The upcoming issue of The Nation forces us to look at some hard truths about the way our society is doing in terms of its tiniest, most vulnerable human beings—and about the physical toll that discrimination and oppression take on both mothers and young babies. The lead article, called “What’s Killing America’s Black Infants?” reads a little bit like a detective story, starting with the tragic loss of one woman’s young baby and trying to follow researchers as they asked the question: why does this happen so often?
ach year in the United States, more than 23,000 infants die before reaching their first birthday,” writes author Zoë Carpenter. “Though the mortality rate varies widely by state and county, the average in the United States is higher than in the rest of the world’s wealthy countries, worse than in Poland and Slovakia.”
So why are we so far behind? Well, she notes that not everyone giving birth contributes to those statistics. In fact, “across the United States, black infants die at a rate that’s more than twice as high as that of white infants.” Carpenter follows the trends in research over the years.
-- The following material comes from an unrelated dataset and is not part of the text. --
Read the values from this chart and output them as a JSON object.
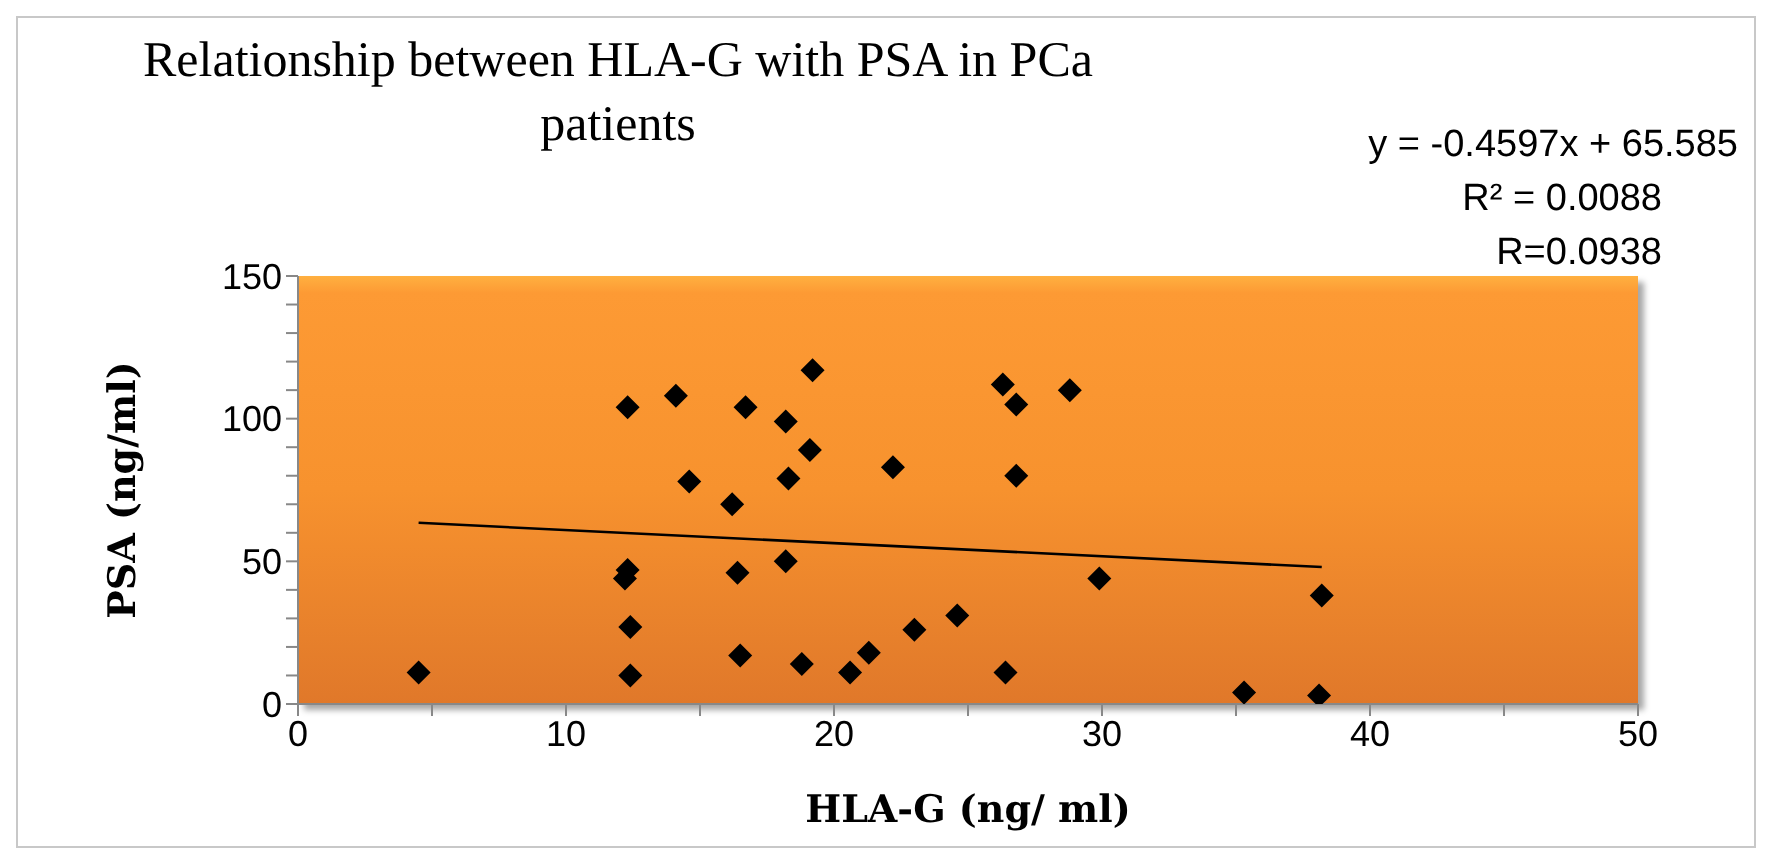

First, people were convinced that this disparity was due to medical access: black expectant moms weren’t getting prenatal care or were suffering from health disparities. Then, they looked for genetic answers but found little conclusive.
Now, a growing body of research suggests that the cumulative stress of living under racism is so great it actually affects maternal and infant health—on its own. It’s not about health or educational disparities, in other words, but about the experience of racism itself. For instance, Carpenter writes that “Black women who received prenatal care starting in the first trimester were still losing children at higher rates than white women who never saw a doctor during their pregnancies.” And furthermore,Another study found that even black women with advanced degrees—doctors, lawyers, MBAs—were more likely to lose infants than white women who hadn’t graduated from high school.”
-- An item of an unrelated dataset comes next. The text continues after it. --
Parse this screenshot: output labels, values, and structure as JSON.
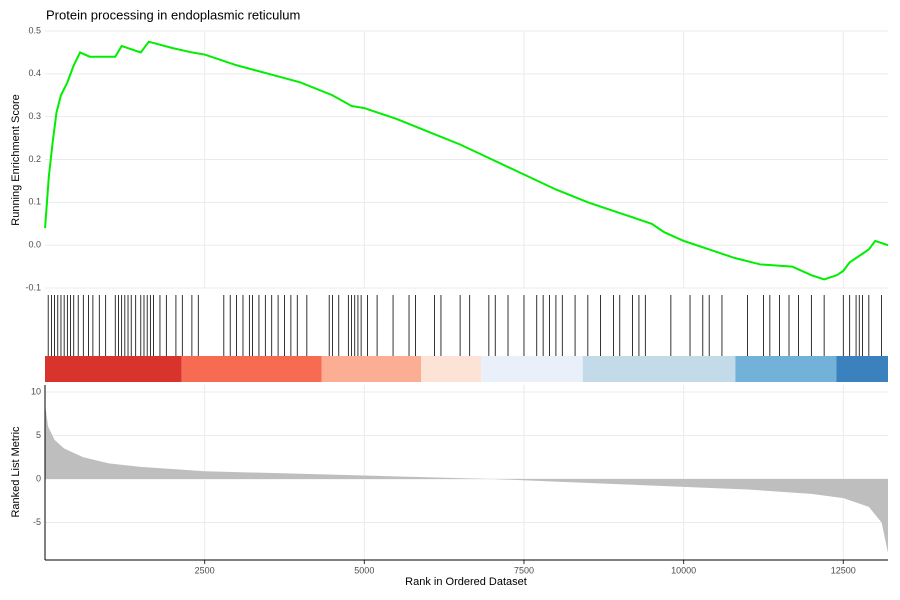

Here’s what’s actually at play: chronic stress. The kind that comes from discrimination, discrimination so deep and ingrained that many white doctors actually think black people feel less pain.
Let that one sink in for a moment.
Carpenter explains how this results in bad health outcomes:
“Chronic stress raises amounts of cortisone, a hormone that at elevated levels triggers labor. It can also cause an inflammatory response that restricts blood flow to the placenta, stunting infant growth. But it’s not just stress during pregnancy that matters: Health experts now think that stress throughout the span of a woman’s life can prompt biological changes that affect the health of her future children. Stress can disrupt immune, vascular, metabolic, and endocrine systems, and cause cells to age more quickly.”
Further along, the article examines efforts to ameliorate these effects and save infants’ lives in Milwaukee, Wisconsin, noting that to curb a problem as complex as this one, a multi-pronged, long-term effort is needed. And so is awareness, both personal and societal. Indeed, a companion article by Dani McClain about her own pregnancy shows the lengths she had to go to feel like she was being treated fairly as well as the struggle she faced finding a birthing class, doula and regimen of care that felt appropriate to her as a black woman. She says, “It wasn’t until I’d gotten a second opinion from a black female ob-gyn that I accepted that a C-section was the right choice. I felt more confident that she’d been able to see me as a human being, just like her.”
The Jewish community knows, from its own history, the internalized, deep-seated stress of discrimination, the fears and uprooting such oppression creates. And all mothers understand that the constant anxiety of pregnancy and the early years are greatly worsened when other stressors are added.
As a new mom myself, imagining all those unjustly grief-stricken mothers across the country made me understand that this shameful, very American problem belongs to all of us. It’s about the racist legacy of a country founded on slavery and buttressed by Jim Crow—and it won’t go away until we confront that legacy.